XSLT 2.0: Grouping proposal

Hi,

The XSLT 2.0 WD does a great job of describing the various types of
grouping that might be required, and I really like the flexibility
that you get with the current-group() function. However, the current
design of xsl:for-each-group reminds me of the old method of sorting
(as immortalised in MSXML), where you had a sort-by attribute on
xsl:for-each.

Taking my lead from the way sorting was eventually handled, I'd like
to propose an alternative: using an xsl:group element in a similar
way to the way xsl:sort is used, within either xsl:for-each or
xsl:apply-templates.

I think this alternative would be easier to learn because of its
similarity to xsl:sort, and more flexible because it can be used with
xsl:apply-templates and because it means you can do several levels of
grouping at the same time (though admittedly the latter is not as
important as it is with xsl:sort).

The details aren't particularly important right now - it's grouping
with something like xsl:sort rather than like xsl:for-each that's the
main point - but to give a better idea of where I'm coming from...

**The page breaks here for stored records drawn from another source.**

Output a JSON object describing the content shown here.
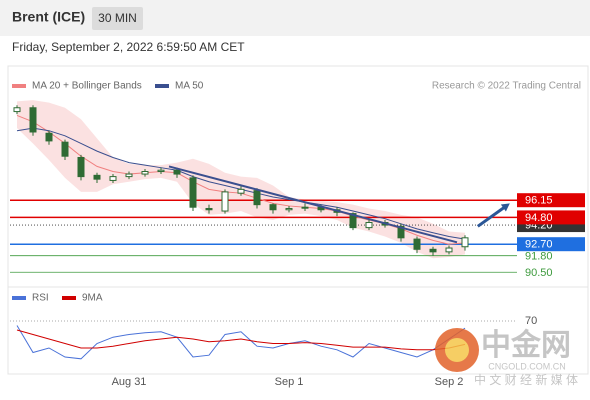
{
  "header": {
    "title": "Brent (ICE)",
    "interval": "30 MIN",
    "timestamp": "Friday, September 2, 2022 6:59:50 AM CET"
  },
  "legend": {
    "bollinger": "MA 20 + Bollinger Bands",
    "ma50": "MA 50",
    "credit": "Research © 2022 Trading Central"
  },
  "watermark": {
    "name": "中金网",
    "domain": "CNGOLD.COM.CN",
    "tagline": "中 文 财 经 新 媒 体"
  },
  "chart_data": {
    "type": "candlestick",
    "categories": [
      null,
      null,
      null,
      null,
      null,
      null,
      null,
      "Aug 31",
      null,
      null,
      null,
      null,
      null,
      null,
      null,
      null,
      null,
      "Sep 1",
      null,
      null,
      null,
      null,
      null,
      null,
      null,
      null,
      null,
      "Sep 2",
      null
    ],
    "color": "#2f6b34",
    "open": [
      103.1,
      103.4,
      101.4,
      100.7,
      99.5,
      98.1,
      97.7,
      98.0,
      98.2,
      98.4,
      98.5,
      97.9,
      95.5,
      95.3,
      96.7,
      96.9,
      95.8,
      95.4,
      95.6,
      95.6,
      95.4,
      95.1,
      94.0,
      94.4,
      94.1,
      93.1,
      92.3,
      92.1,
      92.5
    ],
    "high": [
      103.6,
      103.6,
      101.6,
      100.9,
      99.7,
      98.3,
      98.2,
      98.4,
      98.6,
      98.7,
      98.7,
      98.1,
      95.8,
      97.0,
      97.3,
      97.1,
      95.9,
      95.7,
      95.9,
      95.8,
      95.6,
      95.2,
      94.6,
      94.6,
      94.3,
      93.3,
      92.5,
      92.6,
      93.4
    ],
    "low": [
      102.9,
      101.2,
      100.5,
      99.3,
      97.7,
      97.5,
      97.5,
      97.8,
      98.0,
      98.2,
      97.9,
      95.3,
      95.1,
      95.1,
      96.5,
      95.5,
      95.1,
      95.2,
      95.3,
      95.2,
      94.9,
      93.8,
      93.8,
      94.0,
      92.9,
      92.0,
      91.8,
      91.9,
      92.2
    ],
    "close": [
      103.4,
      101.5,
      100.8,
      99.6,
      98.0,
      97.8,
      98.0,
      98.2,
      98.4,
      98.5,
      98.2,
      95.6,
      95.4,
      96.8,
      97.0,
      95.8,
      95.4,
      95.5,
      95.6,
      95.4,
      95.2,
      94.0,
      94.4,
      94.2,
      93.2,
      92.3,
      92.1,
      92.4,
      93.2
    ],
    "ma20": {
      "color": "#f08080",
      "values": [
        102.8,
        102.3,
        101.5,
        100.6,
        99.6,
        98.8,
        98.4,
        98.2,
        98.3,
        98.4,
        98.3,
        97.6,
        97.0,
        96.8,
        96.7,
        96.3,
        95.9,
        95.7,
        95.6,
        95.5,
        95.3,
        94.9,
        94.6,
        94.3,
        93.9,
        93.4,
        93.0,
        92.7,
        92.8
      ]
    },
    "ma50": {
      "color": "#3a4f8f",
      "values": [
        101.6,
        101.8,
        101.6,
        101.2,
        100.6,
        100.0,
        99.5,
        99.1,
        98.9,
        98.7,
        98.5,
        98.0,
        97.6,
        97.3,
        97.0,
        96.7,
        96.4,
        96.2,
        96.0,
        95.8,
        95.6,
        95.3,
        95.0,
        94.7,
        94.3,
        93.9,
        93.6,
        93.3,
        93.1
      ]
    },
    "bollinger": {
      "color": "#fadada",
      "upper": [
        103.9,
        104.0,
        103.8,
        103.4,
        102.5,
        101.0,
        99.5,
        99.0,
        98.9,
        98.9,
        99.1,
        99.4,
        99.0,
        98.3,
        98.0,
        97.9,
        97.3,
        96.4,
        96.2,
        96.1,
        96.0,
        95.8,
        95.5,
        95.3,
        95.0,
        94.8,
        94.3,
        93.7,
        93.6
      ],
      "lower": [
        101.8,
        100.6,
        99.3,
        97.9,
        96.8,
        96.8,
        97.4,
        97.6,
        97.8,
        97.9,
        97.6,
        95.9,
        95.0,
        95.1,
        95.3,
        94.8,
        94.6,
        95.0,
        95.1,
        94.9,
        94.6,
        94.0,
        93.7,
        93.3,
        92.8,
        92.1,
        91.6,
        91.7,
        91.9
      ]
    },
    "trendline": {
      "color": "#3a4f8f",
      "x": [
        9.5,
        27.5
      ],
      "values": [
        98.8,
        92.85
      ]
    },
    "arrow": {
      "color": "#2b5797",
      "x": [
        28.8,
        30.8
      ],
      "values": [
        94.1,
        95.9
      ]
    },
    "levels": [
      {
        "value": 94.2,
        "label": "94.20",
        "color": "#333333",
        "style": "box"
      },
      {
        "value": 96.15,
        "color": "#e00000",
        "style": "box"
      },
      {
        "value": 94.8,
        "label": "94.80",
        "color": "#e00000",
        "style": "box"
      },
      {
        "value": 92.7,
        "label": "92.70",
        "color": "#1f6fe0",
        "style": "box"
      },
      {
        "value": 91.8,
        "label": "91.80",
        "color": "#3d9a3d",
        "style": "text"
      },
      {
        "value": 90.5,
        "label": "90.50",
        "color": "#3d9a3d",
        "style": "text"
      }
    ],
    "ylim": [
      89.5,
      104.4
    ],
    "rsi": {
      "ylim": [
        15,
        90
      ],
      "yticks": [
        70
      ],
      "series": [
        {
          "name": "RSI",
          "color": "#4a72d8",
          "values": [
            65,
            35,
            40,
            30,
            28,
            45,
            52,
            55,
            57,
            58,
            52,
            30,
            32,
            55,
            58,
            42,
            40,
            45,
            48,
            42,
            38,
            30,
            45,
            40,
            35,
            30,
            38,
            50,
            62
          ]
        },
        {
          "name": "9MA",
          "color": "#d00000",
          "values": [
            60,
            55,
            50,
            45,
            40,
            40,
            42,
            45,
            48,
            50,
            52,
            50,
            47,
            48,
            50,
            47,
            45,
            45,
            46,
            45,
            43,
            41,
            41,
            41,
            39,
            38,
            38,
            40,
            44
          ]
        }
      ]
    }
  }
}
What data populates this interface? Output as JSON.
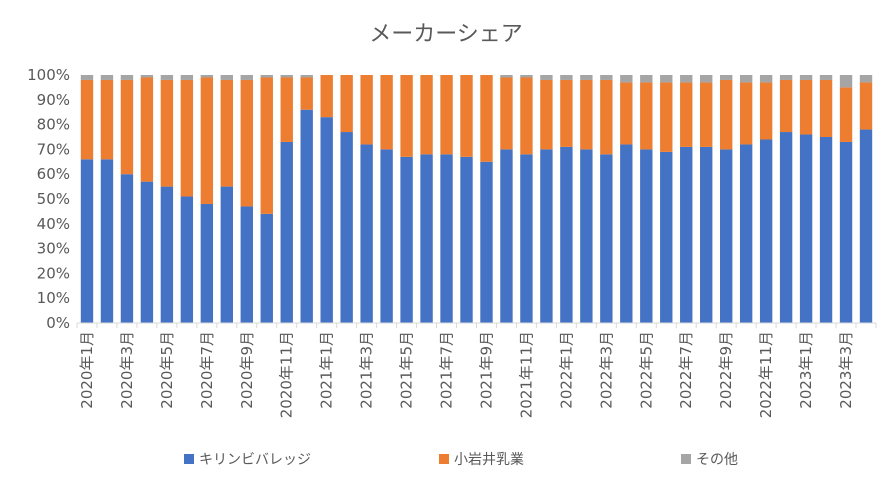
{
  "chart_data": {
    "type": "bar",
    "stacked": true,
    "percent": true,
    "title": "メーカーシェア",
    "xlabel": "",
    "ylabel": "",
    "ylim": [
      0,
      100
    ],
    "yticks": [
      "0%",
      "10%",
      "20%",
      "30%",
      "40%",
      "50%",
      "60%",
      "70%",
      "80%",
      "90%",
      "100%"
    ],
    "grid": false,
    "legend_position": "bottom",
    "categories": [
      "2020年1月",
      "2020年2月",
      "2020年3月",
      "2020年4月",
      "2020年5月",
      "2020年6月",
      "2020年7月",
      "2020年8月",
      "2020年9月",
      "2020年10月",
      "2020年11月",
      "2020年12月",
      "2021年1月",
      "2021年2月",
      "2021年3月",
      "2021年4月",
      "2021年5月",
      "2021年6月",
      "2021年7月",
      "2021年8月",
      "2021年9月",
      "2021年10月",
      "2021年11月",
      "2021年12月",
      "2022年1月",
      "2022年2月",
      "2022年3月",
      "2022年4月",
      "2022年5月",
      "2022年6月",
      "2022年7月",
      "2022年8月",
      "2022年9月",
      "2022年10月",
      "2022年11月",
      "2022年12月",
      "2023年1月",
      "2023年2月",
      "2023年3月",
      "2023年4月"
    ],
    "tick_labels": [
      "2020年1月",
      "2020年3月",
      "2020年5月",
      "2020年7月",
      "2020年9月",
      "2020年11月",
      "2021年1月",
      "2021年3月",
      "2021年5月",
      "2021年7月",
      "2021年9月",
      "2021年11月",
      "2022年1月",
      "2022年3月",
      "2022年5月",
      "2022年7月",
      "2022年9月",
      "2022年11月",
      "2023年1月",
      "2023年3月"
    ],
    "series": [
      {
        "name": "キリンビバレッジ",
        "color": "#4472c4",
        "values": [
          66,
          66,
          60,
          57,
          55,
          51,
          48,
          55,
          47,
          44,
          73,
          86,
          83,
          77,
          72,
          70,
          67,
          68,
          68,
          67,
          65,
          70,
          68,
          70,
          71,
          70,
          68,
          72,
          70,
          69,
          71,
          71,
          70,
          72,
          74,
          77,
          76,
          75,
          73,
          78
        ]
      },
      {
        "name": "小岩井乳業",
        "color": "#ed7d31",
        "values": [
          32,
          32,
          38,
          42,
          43,
          47,
          51,
          43,
          51,
          55,
          26,
          13,
          17,
          23,
          28,
          30,
          33,
          32,
          32,
          33,
          35,
          29,
          31,
          28,
          27,
          28,
          30,
          25,
          27,
          28,
          26,
          26,
          28,
          25,
          23,
          21,
          22,
          23,
          22,
          19
        ]
      },
      {
        "name": "その他",
        "color": "#a5a5a5",
        "values": [
          2,
          2,
          2,
          1,
          2,
          2,
          1,
          2,
          2,
          1,
          1,
          1,
          0,
          0,
          0,
          0,
          0,
          0,
          0,
          0,
          0,
          1,
          1,
          2,
          2,
          2,
          2,
          3,
          3,
          3,
          3,
          3,
          2,
          3,
          3,
          2,
          2,
          2,
          5,
          3
        ]
      }
    ]
  }
}
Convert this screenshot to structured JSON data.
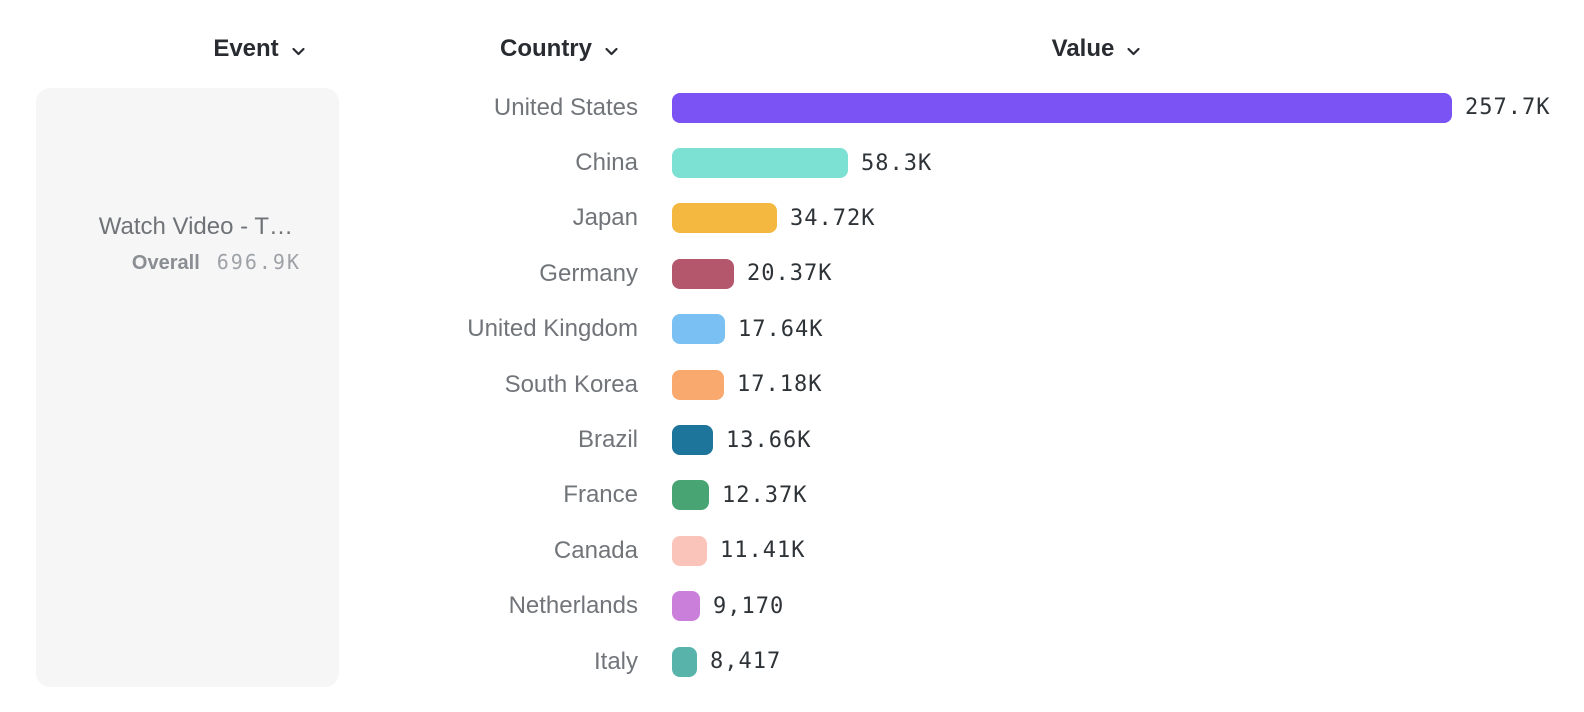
{
  "columns": {
    "event": {
      "label": "Event",
      "icon": "chevron-down-icon"
    },
    "country": {
      "label": "Country",
      "icon": "chevron-down-icon"
    },
    "value": {
      "label": "Value",
      "icon": "chevron-down-icon"
    }
  },
  "event_card": {
    "name": "Watch Video - T…",
    "metric_label": "Overall",
    "metric_value": "696.9K"
  },
  "chart_data": {
    "type": "bar",
    "orientation": "horizontal",
    "title": "",
    "xlabel": "",
    "ylabel": "",
    "grid": false,
    "legend": "none",
    "categories": [
      "United States",
      "China",
      "Japan",
      "Germany",
      "United Kingdom",
      "South Korea",
      "Brazil",
      "France",
      "Canada",
      "Netherlands",
      "Italy"
    ],
    "values": [
      257700,
      58300,
      34720,
      20370,
      17640,
      17180,
      13660,
      12370,
      11410,
      9170,
      8417
    ],
    "value_labels": [
      "257.7K",
      "58.3K",
      "34.72K",
      "20.37K",
      "17.64K",
      "17.18K",
      "13.66K",
      "12.37K",
      "11.41K",
      "9,170",
      "8,417"
    ],
    "bar_colors": [
      "#7b52f4",
      "#7ce0d3",
      "#f4b841",
      "#b4566c",
      "#7bc0f2",
      "#f9a96e",
      "#1e759c",
      "#48a573",
      "#fbc4ba",
      "#ca80da",
      "#58b4aa"
    ],
    "max_value": 257700,
    "colors": {
      "header_text": "#282c31",
      "country_label": "#71757a",
      "value_label": "#2e3338",
      "card_background": "#f6f6f7"
    }
  }
}
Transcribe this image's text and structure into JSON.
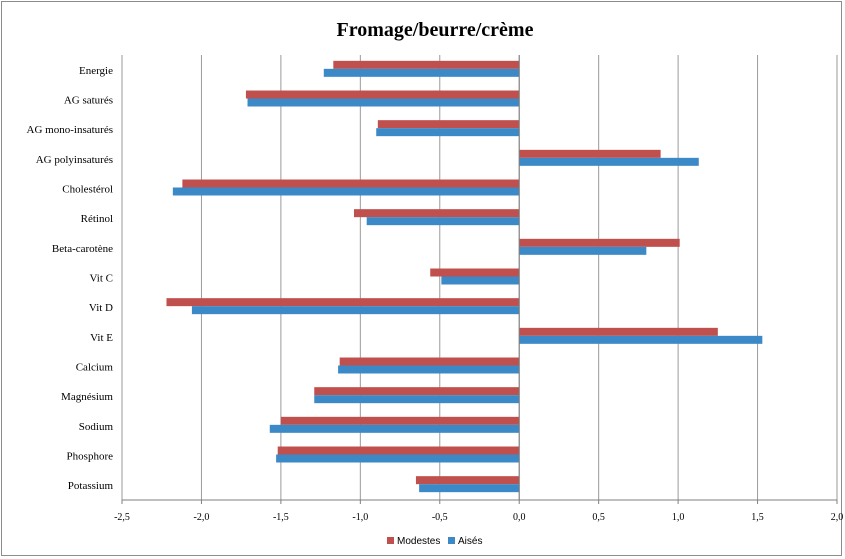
{
  "chart_data": {
    "type": "bar",
    "orientation": "horizontal",
    "title": "Fromage/beurre/crème",
    "xlabel": "",
    "ylabel": "",
    "xlim": [
      -2.5,
      2.0
    ],
    "x_ticks": [
      "-2,5",
      "-2,0",
      "-1,5",
      "-1,0",
      "-0,5",
      "0,0",
      "0,5",
      "1,0",
      "1,5",
      "2,0"
    ],
    "grid": "vertical",
    "legend_position": "bottom",
    "categories": [
      "Energie",
      "AG saturés",
      "AG mono-insaturés",
      "AG polyinsaturés",
      "Cholestérol",
      "Rétinol",
      "Beta-carotène",
      "Vit C",
      "Vit D",
      "Vit E",
      "Calcium",
      "Magnésium",
      "Sodium",
      "Phosphore",
      "Potassium"
    ],
    "series": [
      {
        "name": "Modestes",
        "color": "#c0504d",
        "values": [
          -1.17,
          -1.72,
          -0.89,
          0.89,
          -2.12,
          -1.04,
          1.01,
          -0.56,
          -2.22,
          1.25,
          -1.13,
          -1.29,
          -1.5,
          -1.52,
          -0.65
        ]
      },
      {
        "name": "Aisés",
        "color": "#3c89c7",
        "values": [
          -1.23,
          -1.71,
          -0.9,
          1.13,
          -2.18,
          -0.96,
          0.8,
          -0.49,
          -2.06,
          1.53,
          -1.14,
          -1.29,
          -1.57,
          -1.53,
          -0.63
        ]
      }
    ]
  }
}
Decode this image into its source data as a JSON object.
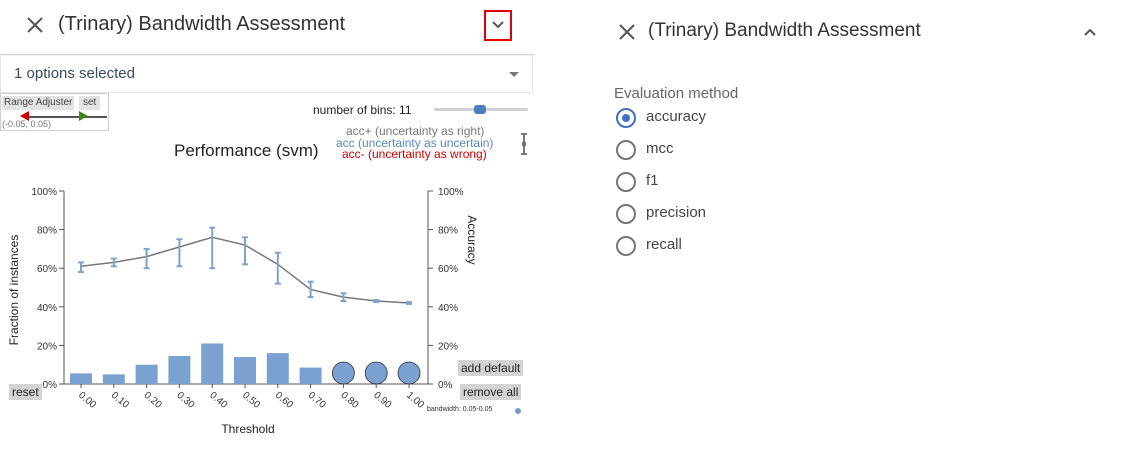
{
  "left_panel": {
    "title": "(Trinary) Bandwidth Assessment",
    "selector": {
      "value": "1 options selected"
    },
    "range_adjuster": {
      "title": "Range Adjuster",
      "set_label": "set",
      "value": "(-0.05, 0.05)"
    },
    "bins": {
      "label": "number of bins: 11",
      "value": 11
    },
    "legend": {
      "acc_plus": "acc+ (uncertainty as right)",
      "acc": "acc (uncertainty as uncertain)",
      "acc_minus": "acc- (uncertainty as wrong)"
    },
    "buttons": {
      "reset": "reset",
      "add_default": "add default",
      "remove_all": "remove all"
    },
    "bandwidth_label": "bandwidth: 0.05-0.05"
  },
  "colors": {
    "bar": "#7aa1cf",
    "line": "#777777",
    "error_bar": "#7ea4cb",
    "acc_plus": "#777777",
    "acc": "#5b87bd",
    "acc_minus": "#d00000",
    "accent": "#3e6fc4",
    "highlight": "#e00000"
  },
  "chart_data": {
    "type": "bar",
    "title": "Performance (svm)",
    "xlabel": "Threshold",
    "ylabel_left": "Fraction of instances",
    "ylabel_right": "Accuracy",
    "categories": [
      "0.00",
      "0.10",
      "0.20",
      "0.30",
      "0.40",
      "0.50",
      "0.60",
      "0.70",
      "0.80",
      "0.90",
      "1.00"
    ],
    "y_ticks": [
      "0%",
      "20%",
      "40%",
      "60%",
      "80%",
      "100%"
    ],
    "ylim": [
      0,
      100
    ],
    "series": [
      {
        "values": [
          5.5,
          5,
          10,
          14.5,
          21,
          14,
          16,
          8.5,
          3,
          3,
          3
        ],
        "marker": [
          null,
          null,
          null,
          null,
          null,
          null,
          null,
          null,
          "circle",
          "circle",
          "circle"
        ]
      },
      {
        "values": [
          61,
          63,
          66,
          71,
          76,
          72,
          62,
          49,
          45,
          43,
          42
        ],
        "upper": [
          63,
          65,
          70,
          75,
          81,
          76,
          68,
          53,
          47,
          43.5,
          42.5
        ],
        "lower": [
          58,
          61,
          60,
          61,
          60,
          62,
          52,
          45,
          43,
          42.5,
          41.5
        ]
      }
    ]
  },
  "right_panel": {
    "title": "(Trinary) Bandwidth Assessment",
    "eval_label": "Evaluation method",
    "options": [
      {
        "label": "accuracy",
        "selected": true
      },
      {
        "label": "mcc",
        "selected": false
      },
      {
        "label": "f1",
        "selected": false
      },
      {
        "label": "precision",
        "selected": false
      },
      {
        "label": "recall",
        "selected": false
      }
    ]
  }
}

Any xsl:for-each or xsl:apply-templates would contain zero or more
xsl:group elements followed by zero or more xsl:sort elements (the
xsl:sort elements control the order in which the groups are processed,
not their items).

The xsl:group element would be empty, with one of two sets of
attributes (though perhaps it would be better to have two distinct
elements instead):

  - select - expression - used as the grouping key for the items
  - collate - yes/no - used to decide whether the grouping is only
    based on the grouping key for the preceding item (default 'yes',
    giving the same effect as 'group-by' in xsl:for-each-group)
  - data-type \
  - lang       > These attributes as in xsl:sort
  - collation /

  - test - used to identify the first or last item in each group
  - break - before/after - used to indicate whether the node that
    tests true (defaults to 'before', so the items that test true
    begin the group)

(I think a 'test' (boolean expression) is more general than a 'match'
(pattern); in particular it means that you could group sequences of
simple-typed values in the same way.)

Some examples (as in the WD):

First example:

  <table>
    <tr>
      <th>Position</th>
      <th>Country</th>
      <th>City List</th>
      <th>Population</th>
    </tr>
    <xsl:for-each select="cities/city">
      <xsl:group select="@country" />
      <tr>
        <td><xsl:value-of select="position()"/></td>
        <td><xsl:value-of select="@country"/></td>
        <td>
          <xsl:value-of select="current-group()/@name" separator="," />
        </td>
        <td><xsl:value-of select="sum(current-group()/@pop)" /></td>
      </tr>
    </xsl:for-each>
  </table>

or:

  <xsl:template match="cities">
    <table>
      <tr>
        <th>Position</th>
        <th>Country</th>
        <th>City List</th>
        <th>Population</th>
      </tr>
      <xsl:apply-templates select="cities/city">
        <xsl:group select="@country" />
      </xsl:apply-templates>
    </table>
  </xsl:template>

  <xsl:template match="city">
    <tr>
      <td><xsl:value-of select="position()"/></td>
      <td><xsl:value-of select="@country"/></td>
      <td>
        <xsl:value-of select="current-group()/@name" separator="," />
      </td>
      <td><xsl:value-of select="sum(current-group()/@pop)" /></td>
    </tr>
  </xsl:template>

Second example:

  <xsl:for-each select="cities/city">
    <xsl:group select="substring(@name,1,1)">
    <xsl:sort select="substring(@name,1,1)"/>
    <h2>
      <xsl:value-of select="upper-case(substring(@name,1,1))"/>
      <xsl:text> (</xsl:text>
      <xsl:value-of select="count(current-group())"/>
      <xsl:text>)</xsl:text>
    </h2>
    <xsl:for-each select="current-group()">
      <p><xsl:value-of select="@name"/></p>
    </xsl:for-each>
  </xsl:for-each>

(and again you could do it through xsl:apply-templates)

Third example:

  <xsl:template match="body">
    <chapter>
      <xsl:apply-templates select="*">
        <xsl:group test="self::h2" />
      </xsl:apply-templates>
    </chapter>
  </xsl:template>

  <xsl:template match="h2">
    <section title="{.}">
      <xsl:apply-templates select="sublist(current-group(), 2)" />
    </section>
  </xsl:template>

  <xsl:template match="p">
    <para><xsl:value-of select="." /></para>
  </xsl:template>

Fourth example:
  
  <xsl:template match="p">
    <xsl:apply-templates>
      <xsl:group select="self::ul or self::ol" collate="no" />
    </xsl:apply-templates>
  </xsl:template>

  <xsl:template match="ul | ol">
    <xsl:copy-of select="current-group()" />
  </xsl:template>

  <xsl:template match="node()">
    <p><xsl:copy-of select="current-group()" /></p>
  </xsl:template>

We commonly exhort people not to use xsl:for-each, especially with
document-oriented XML structures; I think that especially the latter
two examples illustrate how much more in keeping with the template
style of stylesheet design an xsl:group element would be compared to
xsl:for-each-group.
  
Cheers,

Jeni
---
Jeni Tennison
http://www.jenitennison.com/

Received on Sunday, 23 December 2001 07:40:11 UTC